9th. Resolved, That the said committee be authorized to communicate by writing or personal conference, at any times or places whatever, with any person or persons who may be appointed by any one or more co-States to correspond or confer with them; and that they lay their proceedings before the next session of Assembly."


James Madison, who earned the sobriquet, "Godfather of the Constitution", authored a similar resolution that was adopted by the Virginia Legislature in December of the same year.


"Virginia Resolution of 1798


RESOLVED, That the General Assembly of Virginia, doth unequivocably express a firm resolution to maintain and defend the Constitution of the United States, and the Constitution of this State, against every aggression either foreign or domestic, and that they will support the government of the United States in all measures warranted by the former.

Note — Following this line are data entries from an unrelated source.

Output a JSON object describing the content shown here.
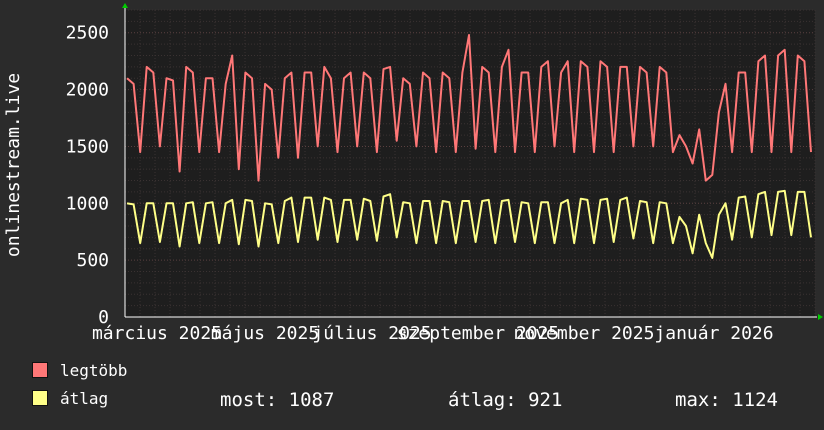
{
  "chart_data": {
    "type": "line",
    "ylabel": "onlinestream.live",
    "ylim": [
      0,
      2700
    ],
    "yticks": [
      0,
      500,
      1000,
      1500,
      2000,
      2500
    ],
    "xlabels": [
      "március 2025",
      "május 2025",
      "július 2025",
      "szeptember 2025",
      "november 2025",
      "január 2026"
    ],
    "grid": true,
    "series": [
      {
        "name": "legtöbb",
        "color": "#ff7777",
        "weekly_high": 2120,
        "weekly_low": 1450,
        "values": [
          2100,
          2050,
          1450,
          2200,
          2150,
          1500,
          2100,
          2080,
          1280,
          2200,
          2150,
          1450,
          2100,
          2100,
          1450,
          2050,
          2300,
          1300,
          2150,
          2100,
          1200,
          2050,
          2000,
          1400,
          2100,
          2150,
          1400,
          2150,
          2150,
          1500,
          2200,
          2100,
          1450,
          2100,
          2150,
          1500,
          2150,
          2100,
          1450,
          2180,
          2200,
          1550,
          2100,
          2050,
          1500,
          2150,
          2100,
          1450,
          2150,
          2100,
          1450,
          2150,
          2480,
          1480,
          2200,
          2150,
          1450,
          2200,
          2350,
          1450,
          2150,
          2150,
          1450,
          2200,
          2250,
          1500,
          2150,
          2250,
          1450,
          2250,
          2200,
          1450,
          2250,
          2200,
          1450,
          2200,
          2200,
          1500,
          2200,
          2150,
          1500,
          2200,
          2150,
          1450,
          1600,
          1500,
          1350,
          1650,
          1200,
          1250,
          1800,
          2050,
          1450,
          2150,
          2150,
          1450,
          2250,
          2300,
          1450,
          2300,
          2350,
          1450,
          2300,
          2250,
          1450
        ]
      },
      {
        "name": "átlag",
        "color": "#ffff88",
        "weekly_high": 1010,
        "weekly_low": 650,
        "values": [
          1000,
          990,
          650,
          1000,
          1000,
          660,
          1000,
          1000,
          620,
          1000,
          1010,
          650,
          1000,
          1010,
          650,
          1000,
          1030,
          640,
          1030,
          1020,
          620,
          1000,
          990,
          650,
          1020,
          1050,
          660,
          1050,
          1050,
          680,
          1050,
          1030,
          660,
          1030,
          1030,
          680,
          1040,
          1020,
          670,
          1060,
          1080,
          700,
          1010,
          1000,
          650,
          1020,
          1020,
          650,
          1020,
          1010,
          650,
          1020,
          1020,
          660,
          1020,
          1030,
          650,
          1020,
          1030,
          660,
          1010,
          1000,
          650,
          1010,
          1010,
          650,
          1000,
          1030,
          650,
          1040,
          1030,
          650,
          1030,
          1040,
          660,
          1030,
          1050,
          690,
          1020,
          1010,
          650,
          1010,
          1000,
          650,
          880,
          800,
          560,
          900,
          650,
          520,
          900,
          1000,
          680,
          1050,
          1060,
          700,
          1080,
          1100,
          720,
          1100,
          1110,
          720,
          1100,
          1100,
          700
        ]
      }
    ]
  },
  "legend": [
    {
      "label": "legtöbb",
      "color": "#ff7777"
    },
    {
      "label": "átlag",
      "color": "#ffff88"
    }
  ],
  "stats": {
    "most": "most: 1087",
    "atlag": "átlag: 921",
    "max": "max: 1124"
  }
}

That this assembly most solemnly declares a warm attachment to the Union of the States, to maintain which it pledges all its powers; and that for this end, it is their duty to watch over and oppose every infraction of those principles which constitute the only basis of that Union, because a faithful observance of them, can alone secure it's existence and the public happiness.


That this Assembly doth explicitly and peremptorily declare, that it views the powers of the federal government, as resulting from the compact, to which the states are parties; as limited by the plain sense and intention of the instrument constituting the compact; as no further valid that they are authorized by the grants enumerated in that compact; and that in case of a deliberate, palpable, and dangerous exercise of other powers, not granted by the said compact, the states who are parties thereto, have the right, and are in duty bound, to interpose for arresting the progress of the evil, and for maintaining within their respective limits, the authorities, rights and liberties appertaining to them.


That the General Assembly doth also express its deep regret, that a spirit has in sundry instances, been manifested by the federal government, to enlarge its powers by forced constructions of the constitutional charter which defines them; and that implications have appeared of a design to expound certain general phrases (which having been copied from the very limited grant of power, in the former articles of confederation were the less liable to be misconstrued) so as to destroy the meaning and effect, of the particular enumeration which necessarily explains and limits the general phrases; and so as to consolidate the states by degrees, into one sovereignty, the obvious tendency and inevitable consequence of which would be, to transform the present republican system of the United States, into an absolute, or at best a mixed monarchy.


That the General Assembly doth particularly protest against the palpable and alarming infractions of the Constitution, in the two late cases of the "Alien and Sedition Acts" passed at the last session of Congress; the first of which exercises a power no where delegated to the federal government, and which by uniting legislative and judicial powers to those of executive, subverts the general principles of free government; as well as the particular organization, and positive provisions of the federal constitution; and the other of which acts, exercises in like manner, a power not delegated by the constitution, but on the contrary, expressly and positively forbidden by one of the amendments thereto; a power, which more than any other, ought to produce universal alarm, because it is levelled against that right of freely examining public characters and measures, and of free communication among the people thereon, which has ever been justly deemed, the only effectual guardian of every other right.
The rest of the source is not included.